Hacker News new | ask | show | jobs
by jononor 2397 days ago
As an introduction introduction I guess this is OK. However there are two major limitations:

1: The feature extraction ends with mean-summarizing across the entire audio clip - leaving no temporal information. This only works well for simple tasks. At least mentioning something about analysis windows and temporal modelling would be good, as the natural next step. Be it LSTM/GRU on the MFCC, or CNN on mel-spectrogram.

2: The folds of the Urbansound8k dataset are not respected in the evaluation. In Urbansound8k different folds contains clips extracted from the same original audio files, usually very close in time. So mixing the folds for the testset means it is no longer entirely "unseen data". The model very likely exploits this data leakage, as the reported accuracy is above SOTA (for no data-augmentation) - unreasonable given the low fidelity feature representation.

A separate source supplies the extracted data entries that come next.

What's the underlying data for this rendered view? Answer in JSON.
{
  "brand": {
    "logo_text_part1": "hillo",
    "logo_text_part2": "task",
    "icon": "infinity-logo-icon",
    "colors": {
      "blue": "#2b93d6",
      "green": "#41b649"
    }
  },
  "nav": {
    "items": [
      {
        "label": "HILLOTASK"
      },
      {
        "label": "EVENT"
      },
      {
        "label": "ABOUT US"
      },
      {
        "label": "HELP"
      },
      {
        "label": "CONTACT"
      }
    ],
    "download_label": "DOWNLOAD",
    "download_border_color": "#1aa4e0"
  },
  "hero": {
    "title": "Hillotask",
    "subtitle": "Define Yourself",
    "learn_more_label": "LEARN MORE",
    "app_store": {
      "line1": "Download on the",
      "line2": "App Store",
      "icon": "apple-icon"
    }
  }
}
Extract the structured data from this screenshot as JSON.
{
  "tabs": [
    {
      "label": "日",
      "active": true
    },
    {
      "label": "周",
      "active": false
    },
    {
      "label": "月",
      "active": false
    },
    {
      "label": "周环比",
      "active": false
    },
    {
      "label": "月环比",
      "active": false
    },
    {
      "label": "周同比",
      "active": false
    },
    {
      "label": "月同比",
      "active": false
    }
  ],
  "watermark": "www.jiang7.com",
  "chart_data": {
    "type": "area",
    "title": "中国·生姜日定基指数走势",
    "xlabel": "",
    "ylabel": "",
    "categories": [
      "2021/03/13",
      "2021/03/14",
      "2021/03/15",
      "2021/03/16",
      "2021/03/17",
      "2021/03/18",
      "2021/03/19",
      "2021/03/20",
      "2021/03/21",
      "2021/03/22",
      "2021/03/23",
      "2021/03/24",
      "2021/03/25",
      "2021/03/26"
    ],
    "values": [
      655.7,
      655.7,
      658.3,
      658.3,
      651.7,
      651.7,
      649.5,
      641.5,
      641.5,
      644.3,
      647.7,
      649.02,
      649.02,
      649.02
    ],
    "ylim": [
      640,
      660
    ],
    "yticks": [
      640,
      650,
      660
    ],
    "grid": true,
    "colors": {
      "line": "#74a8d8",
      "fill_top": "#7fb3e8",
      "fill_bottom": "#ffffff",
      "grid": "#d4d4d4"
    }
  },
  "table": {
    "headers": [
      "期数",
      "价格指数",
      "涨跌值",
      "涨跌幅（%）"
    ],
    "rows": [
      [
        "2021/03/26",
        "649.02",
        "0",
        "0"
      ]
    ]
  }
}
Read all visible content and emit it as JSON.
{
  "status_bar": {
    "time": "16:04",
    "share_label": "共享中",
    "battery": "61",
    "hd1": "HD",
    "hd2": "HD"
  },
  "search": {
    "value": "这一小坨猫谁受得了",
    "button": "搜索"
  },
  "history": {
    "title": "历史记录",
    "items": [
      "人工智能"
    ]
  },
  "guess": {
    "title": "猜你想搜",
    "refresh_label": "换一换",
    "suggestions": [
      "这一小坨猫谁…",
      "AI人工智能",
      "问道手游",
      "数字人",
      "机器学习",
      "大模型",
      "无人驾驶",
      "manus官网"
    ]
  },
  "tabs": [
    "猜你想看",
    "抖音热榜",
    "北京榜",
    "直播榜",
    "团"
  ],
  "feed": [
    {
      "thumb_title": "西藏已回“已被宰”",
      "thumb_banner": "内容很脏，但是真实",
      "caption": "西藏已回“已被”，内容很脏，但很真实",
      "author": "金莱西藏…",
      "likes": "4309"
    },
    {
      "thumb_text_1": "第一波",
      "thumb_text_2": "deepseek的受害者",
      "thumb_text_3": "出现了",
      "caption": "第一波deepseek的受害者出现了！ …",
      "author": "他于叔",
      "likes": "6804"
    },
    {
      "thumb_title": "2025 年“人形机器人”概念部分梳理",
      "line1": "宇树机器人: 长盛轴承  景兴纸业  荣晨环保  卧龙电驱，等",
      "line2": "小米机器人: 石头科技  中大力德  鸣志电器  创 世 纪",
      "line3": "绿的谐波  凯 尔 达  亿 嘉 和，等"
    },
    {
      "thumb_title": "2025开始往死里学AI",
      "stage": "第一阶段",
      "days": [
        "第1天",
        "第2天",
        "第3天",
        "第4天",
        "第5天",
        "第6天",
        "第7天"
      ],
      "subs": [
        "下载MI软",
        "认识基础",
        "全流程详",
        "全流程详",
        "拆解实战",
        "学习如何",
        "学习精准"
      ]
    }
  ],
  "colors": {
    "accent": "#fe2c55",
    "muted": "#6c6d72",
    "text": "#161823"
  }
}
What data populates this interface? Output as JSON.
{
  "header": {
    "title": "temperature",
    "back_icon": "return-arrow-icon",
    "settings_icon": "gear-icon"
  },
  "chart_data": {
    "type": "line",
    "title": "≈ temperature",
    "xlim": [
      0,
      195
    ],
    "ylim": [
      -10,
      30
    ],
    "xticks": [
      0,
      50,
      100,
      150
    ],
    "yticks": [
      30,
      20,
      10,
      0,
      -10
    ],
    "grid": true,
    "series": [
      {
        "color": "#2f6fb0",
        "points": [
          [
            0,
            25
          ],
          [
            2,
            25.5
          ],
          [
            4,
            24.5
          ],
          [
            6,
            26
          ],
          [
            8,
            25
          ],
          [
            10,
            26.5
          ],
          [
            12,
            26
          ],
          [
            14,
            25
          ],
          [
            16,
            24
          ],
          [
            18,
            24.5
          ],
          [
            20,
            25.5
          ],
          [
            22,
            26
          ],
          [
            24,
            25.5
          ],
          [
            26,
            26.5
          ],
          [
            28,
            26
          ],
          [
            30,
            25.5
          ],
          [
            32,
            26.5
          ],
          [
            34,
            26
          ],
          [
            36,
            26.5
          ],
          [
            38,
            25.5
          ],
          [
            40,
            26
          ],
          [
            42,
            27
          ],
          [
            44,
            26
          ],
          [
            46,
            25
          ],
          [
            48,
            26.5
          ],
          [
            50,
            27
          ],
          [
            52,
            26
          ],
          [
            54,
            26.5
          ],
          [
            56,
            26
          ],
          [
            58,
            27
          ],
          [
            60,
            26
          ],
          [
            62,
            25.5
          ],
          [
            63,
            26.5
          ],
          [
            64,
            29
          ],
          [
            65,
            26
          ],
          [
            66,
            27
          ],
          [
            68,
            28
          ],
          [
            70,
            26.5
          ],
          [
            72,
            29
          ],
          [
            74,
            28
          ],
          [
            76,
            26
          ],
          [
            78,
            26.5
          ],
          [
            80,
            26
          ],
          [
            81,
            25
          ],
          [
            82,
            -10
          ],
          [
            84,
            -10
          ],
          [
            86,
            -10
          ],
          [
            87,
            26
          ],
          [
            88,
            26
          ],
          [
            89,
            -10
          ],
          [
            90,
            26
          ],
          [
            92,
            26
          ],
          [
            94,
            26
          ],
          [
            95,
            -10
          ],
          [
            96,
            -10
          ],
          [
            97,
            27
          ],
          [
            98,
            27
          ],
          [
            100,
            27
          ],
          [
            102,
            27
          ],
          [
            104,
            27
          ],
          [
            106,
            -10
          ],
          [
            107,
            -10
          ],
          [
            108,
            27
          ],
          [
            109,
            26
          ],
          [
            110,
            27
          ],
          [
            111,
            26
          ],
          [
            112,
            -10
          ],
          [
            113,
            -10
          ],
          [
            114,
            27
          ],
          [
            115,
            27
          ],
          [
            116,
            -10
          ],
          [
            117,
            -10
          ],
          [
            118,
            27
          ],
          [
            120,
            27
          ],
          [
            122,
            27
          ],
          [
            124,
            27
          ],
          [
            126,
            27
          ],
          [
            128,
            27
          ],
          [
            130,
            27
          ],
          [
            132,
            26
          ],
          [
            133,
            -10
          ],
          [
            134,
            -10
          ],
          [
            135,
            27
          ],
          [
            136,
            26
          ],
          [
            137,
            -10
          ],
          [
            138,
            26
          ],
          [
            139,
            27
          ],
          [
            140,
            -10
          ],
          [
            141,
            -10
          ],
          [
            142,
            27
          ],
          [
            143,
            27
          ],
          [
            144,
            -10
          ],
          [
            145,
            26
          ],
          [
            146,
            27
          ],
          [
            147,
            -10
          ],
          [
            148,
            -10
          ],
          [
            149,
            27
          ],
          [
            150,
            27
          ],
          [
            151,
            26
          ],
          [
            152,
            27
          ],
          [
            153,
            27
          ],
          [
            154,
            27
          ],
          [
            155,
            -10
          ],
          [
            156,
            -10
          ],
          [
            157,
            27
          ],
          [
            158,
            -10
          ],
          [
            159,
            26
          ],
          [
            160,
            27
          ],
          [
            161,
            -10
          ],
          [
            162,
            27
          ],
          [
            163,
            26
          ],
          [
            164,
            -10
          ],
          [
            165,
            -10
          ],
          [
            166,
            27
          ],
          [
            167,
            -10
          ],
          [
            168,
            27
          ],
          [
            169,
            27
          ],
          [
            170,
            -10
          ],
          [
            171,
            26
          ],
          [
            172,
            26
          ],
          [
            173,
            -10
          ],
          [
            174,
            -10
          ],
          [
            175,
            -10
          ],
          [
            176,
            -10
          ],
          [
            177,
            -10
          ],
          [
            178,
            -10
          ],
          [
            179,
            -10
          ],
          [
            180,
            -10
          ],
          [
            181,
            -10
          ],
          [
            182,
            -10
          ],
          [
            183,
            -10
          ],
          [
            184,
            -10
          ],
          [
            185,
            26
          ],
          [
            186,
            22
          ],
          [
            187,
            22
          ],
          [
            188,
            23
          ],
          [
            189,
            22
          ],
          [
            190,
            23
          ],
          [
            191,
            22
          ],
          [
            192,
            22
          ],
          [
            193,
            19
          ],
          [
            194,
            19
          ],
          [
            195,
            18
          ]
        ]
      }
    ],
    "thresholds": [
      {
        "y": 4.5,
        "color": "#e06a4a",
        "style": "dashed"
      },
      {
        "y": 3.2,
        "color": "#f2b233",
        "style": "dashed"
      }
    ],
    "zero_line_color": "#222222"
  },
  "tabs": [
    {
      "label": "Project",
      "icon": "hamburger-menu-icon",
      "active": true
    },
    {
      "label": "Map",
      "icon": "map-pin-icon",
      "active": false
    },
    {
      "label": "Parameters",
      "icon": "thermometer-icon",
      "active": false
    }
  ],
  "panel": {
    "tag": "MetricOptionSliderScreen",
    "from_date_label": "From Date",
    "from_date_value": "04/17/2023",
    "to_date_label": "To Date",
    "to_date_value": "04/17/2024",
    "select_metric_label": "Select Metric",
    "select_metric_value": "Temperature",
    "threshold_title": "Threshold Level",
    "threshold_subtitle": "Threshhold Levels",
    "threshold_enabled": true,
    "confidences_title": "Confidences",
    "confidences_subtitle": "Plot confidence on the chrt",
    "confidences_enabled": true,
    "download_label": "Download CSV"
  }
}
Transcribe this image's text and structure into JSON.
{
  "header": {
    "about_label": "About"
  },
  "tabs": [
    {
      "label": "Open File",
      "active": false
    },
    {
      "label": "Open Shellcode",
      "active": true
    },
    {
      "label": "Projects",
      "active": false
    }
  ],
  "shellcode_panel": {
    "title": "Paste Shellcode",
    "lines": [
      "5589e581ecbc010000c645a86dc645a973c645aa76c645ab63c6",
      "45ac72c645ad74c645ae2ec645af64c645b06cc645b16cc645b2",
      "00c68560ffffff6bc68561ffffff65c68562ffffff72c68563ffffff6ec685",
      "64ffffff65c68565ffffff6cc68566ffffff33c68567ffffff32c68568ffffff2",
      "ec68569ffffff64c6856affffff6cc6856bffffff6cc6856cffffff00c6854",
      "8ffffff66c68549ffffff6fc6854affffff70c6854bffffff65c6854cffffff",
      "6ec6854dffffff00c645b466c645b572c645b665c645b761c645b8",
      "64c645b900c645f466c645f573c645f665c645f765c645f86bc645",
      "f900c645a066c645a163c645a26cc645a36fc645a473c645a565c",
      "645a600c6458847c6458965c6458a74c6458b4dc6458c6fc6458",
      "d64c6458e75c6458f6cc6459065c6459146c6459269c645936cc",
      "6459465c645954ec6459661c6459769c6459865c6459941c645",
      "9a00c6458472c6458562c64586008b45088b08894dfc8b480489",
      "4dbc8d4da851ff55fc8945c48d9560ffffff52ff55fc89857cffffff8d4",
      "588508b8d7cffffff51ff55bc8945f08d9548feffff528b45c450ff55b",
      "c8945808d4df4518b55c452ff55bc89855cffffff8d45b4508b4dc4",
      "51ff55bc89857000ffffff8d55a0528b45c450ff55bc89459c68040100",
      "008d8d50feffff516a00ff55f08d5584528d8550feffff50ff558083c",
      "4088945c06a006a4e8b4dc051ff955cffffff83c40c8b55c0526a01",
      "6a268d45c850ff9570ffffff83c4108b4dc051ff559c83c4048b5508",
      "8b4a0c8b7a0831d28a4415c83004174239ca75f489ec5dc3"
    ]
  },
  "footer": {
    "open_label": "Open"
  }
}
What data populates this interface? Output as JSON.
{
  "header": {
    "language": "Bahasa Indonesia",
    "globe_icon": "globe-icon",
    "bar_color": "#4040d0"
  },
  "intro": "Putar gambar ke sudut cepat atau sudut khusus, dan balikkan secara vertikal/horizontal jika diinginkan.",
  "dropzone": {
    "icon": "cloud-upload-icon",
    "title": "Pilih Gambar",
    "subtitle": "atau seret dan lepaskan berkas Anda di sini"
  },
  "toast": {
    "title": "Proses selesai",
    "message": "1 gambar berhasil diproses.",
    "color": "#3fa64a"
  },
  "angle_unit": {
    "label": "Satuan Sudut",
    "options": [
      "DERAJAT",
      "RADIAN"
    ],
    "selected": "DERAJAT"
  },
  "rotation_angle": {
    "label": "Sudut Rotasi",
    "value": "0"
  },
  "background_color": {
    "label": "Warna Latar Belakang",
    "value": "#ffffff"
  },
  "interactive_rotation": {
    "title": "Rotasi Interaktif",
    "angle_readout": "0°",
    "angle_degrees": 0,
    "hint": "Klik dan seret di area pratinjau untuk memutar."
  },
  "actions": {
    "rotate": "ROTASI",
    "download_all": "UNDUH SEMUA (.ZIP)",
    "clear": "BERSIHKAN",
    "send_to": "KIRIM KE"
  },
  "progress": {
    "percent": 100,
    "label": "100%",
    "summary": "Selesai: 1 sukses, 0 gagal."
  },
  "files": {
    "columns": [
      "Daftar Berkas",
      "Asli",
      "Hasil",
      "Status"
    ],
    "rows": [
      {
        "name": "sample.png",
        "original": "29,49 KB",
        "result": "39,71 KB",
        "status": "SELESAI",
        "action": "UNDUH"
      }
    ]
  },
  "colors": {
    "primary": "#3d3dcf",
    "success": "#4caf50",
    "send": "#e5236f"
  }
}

At least mentioning this limitation and that the performance number they give cannot be compared with other methods, would be prudent.

When I commented similarly on r/machinelearning the authors acknowledged these weaknesses, but did not update the article to reflect it.

1 comments

we're working on another version fixing the folds issue on Urbansound8k and will update the article asap.
Nice!
just to clarify - are you referring to this experiment? https://www.comet.ml/demo/urbansound8k/be09e32700cd435fb6b55...
Sure, that demonstrates the issue. Problem is with using train_test_split(X, yy, test_size=0.2..) - this assumes independent samples, which is violated for this dataset (because some come from same source audio files). The easiest (and completely acceptable) is to use one fold as the validation data, one fold for the test set, and the remaining folds as training.

This problem is unfortunately quite common even in academic papers using this dataset, even though the authors warn about it.

EDIT: There is one more issue with Urbansound8k folds, and that is that the difficulty of the various folds is quite different. So one should ideally report the performance across all folds (mean/std or boxplot). But this is a minor issue compared to data leakage.

PS: Nice use of Comet.ml platform this, collaborating online on improving the experimental setup :)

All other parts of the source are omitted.